Hello! I have 86 bp single reads from Illumina NextSeq500. Library preparation was carried out with the TruSeq stranded total RNA (Ribo-zero) kit for RNA extracted from mouse embryos. I've mapped the reads to the mm10 reference genome (chr1-19, chrX, chrY, chrM) with the subjunc junction-mapping aligner from the Rsubread software package (default settings). The mapping rate is only ~50% with raw or quality trimmed reads. I'd be glad to hear your ideas as to why.
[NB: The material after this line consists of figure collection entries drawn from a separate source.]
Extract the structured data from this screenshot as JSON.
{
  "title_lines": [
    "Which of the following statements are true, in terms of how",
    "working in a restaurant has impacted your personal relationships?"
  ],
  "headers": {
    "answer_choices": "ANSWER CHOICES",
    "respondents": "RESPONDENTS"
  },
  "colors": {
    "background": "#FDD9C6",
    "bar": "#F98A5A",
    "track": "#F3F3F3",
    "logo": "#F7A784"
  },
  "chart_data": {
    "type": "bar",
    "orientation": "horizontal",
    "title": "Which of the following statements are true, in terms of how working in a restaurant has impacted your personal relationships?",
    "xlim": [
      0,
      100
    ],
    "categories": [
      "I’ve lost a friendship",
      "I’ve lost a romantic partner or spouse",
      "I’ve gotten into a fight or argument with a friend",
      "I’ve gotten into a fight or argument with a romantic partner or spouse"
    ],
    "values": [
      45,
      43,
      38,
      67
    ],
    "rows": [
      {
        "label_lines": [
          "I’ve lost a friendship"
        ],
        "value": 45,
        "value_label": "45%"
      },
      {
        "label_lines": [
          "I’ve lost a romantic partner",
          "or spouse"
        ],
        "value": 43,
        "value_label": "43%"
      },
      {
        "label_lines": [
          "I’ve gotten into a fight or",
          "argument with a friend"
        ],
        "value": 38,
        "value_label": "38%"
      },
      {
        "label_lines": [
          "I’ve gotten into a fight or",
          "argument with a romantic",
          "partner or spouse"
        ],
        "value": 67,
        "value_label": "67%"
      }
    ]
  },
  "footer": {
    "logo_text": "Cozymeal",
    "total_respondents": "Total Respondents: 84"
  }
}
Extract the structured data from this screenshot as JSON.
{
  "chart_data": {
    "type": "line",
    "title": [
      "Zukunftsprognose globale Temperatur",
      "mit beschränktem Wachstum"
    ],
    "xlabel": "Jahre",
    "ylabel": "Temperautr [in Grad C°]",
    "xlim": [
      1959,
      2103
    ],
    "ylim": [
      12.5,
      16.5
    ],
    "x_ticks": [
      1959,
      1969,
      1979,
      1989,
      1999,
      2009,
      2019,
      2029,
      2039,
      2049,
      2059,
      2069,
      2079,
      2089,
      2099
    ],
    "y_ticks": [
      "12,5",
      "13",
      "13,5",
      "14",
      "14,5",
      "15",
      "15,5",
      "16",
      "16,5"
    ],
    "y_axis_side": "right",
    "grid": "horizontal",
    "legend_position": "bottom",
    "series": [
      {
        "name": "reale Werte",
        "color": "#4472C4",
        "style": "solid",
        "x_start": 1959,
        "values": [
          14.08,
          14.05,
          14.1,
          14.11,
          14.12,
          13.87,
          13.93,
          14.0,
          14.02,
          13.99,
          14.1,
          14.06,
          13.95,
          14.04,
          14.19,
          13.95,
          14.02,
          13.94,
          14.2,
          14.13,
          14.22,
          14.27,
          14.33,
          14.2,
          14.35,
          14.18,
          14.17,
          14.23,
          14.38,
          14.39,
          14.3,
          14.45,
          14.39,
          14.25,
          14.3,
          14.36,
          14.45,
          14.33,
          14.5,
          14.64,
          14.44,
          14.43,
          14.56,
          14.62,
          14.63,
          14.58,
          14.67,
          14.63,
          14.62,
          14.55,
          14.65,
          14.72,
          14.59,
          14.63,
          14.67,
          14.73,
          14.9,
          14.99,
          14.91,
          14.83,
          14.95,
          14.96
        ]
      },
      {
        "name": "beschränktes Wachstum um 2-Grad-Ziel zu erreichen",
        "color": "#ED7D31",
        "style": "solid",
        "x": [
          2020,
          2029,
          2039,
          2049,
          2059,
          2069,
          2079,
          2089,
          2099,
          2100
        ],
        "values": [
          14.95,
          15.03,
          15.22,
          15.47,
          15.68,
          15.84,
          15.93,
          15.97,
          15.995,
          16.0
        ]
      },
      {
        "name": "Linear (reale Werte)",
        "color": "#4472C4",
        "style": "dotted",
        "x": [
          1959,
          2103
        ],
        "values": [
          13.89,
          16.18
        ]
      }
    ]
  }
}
Please inspect the Fastqc report of my raw reads yourself, if you wish to: https://drive.google.com/file/d/0B0NZ5u2nKR2qeG14Q25WSXFXNjQ/view?usp=sharing
The report is what one would expect from Illumina sequencing, I think. The slightly over-represented sequences (1,4% in total) are small nuclear RNAs according to a BLAST search. I tried fastq_quality_trimmer
from the fastx toolkit to trim 3' bases (quality threshold was set to 20). According to the Fastqc report some of the bases in the middle of the reads are poorer quality (<20, lower whiskers of the boxplots) - could this be affecting the mapping? Should I use more stringent trimming or even filtering based on overall sequence quality?
Thanks in advance.
UPDATE: I got 80% unique mapping rate with STAR 2.4. It seems the mismatch rate of my samples is a bit on the high side (2.4% per base according to STAR output). According to samstat 23% of my uniquely mapped reads have at least 4 mismatches. Rsubread and TopHat2 are more conservative regarding mismatches, it would seem. I've yet to try BBMap.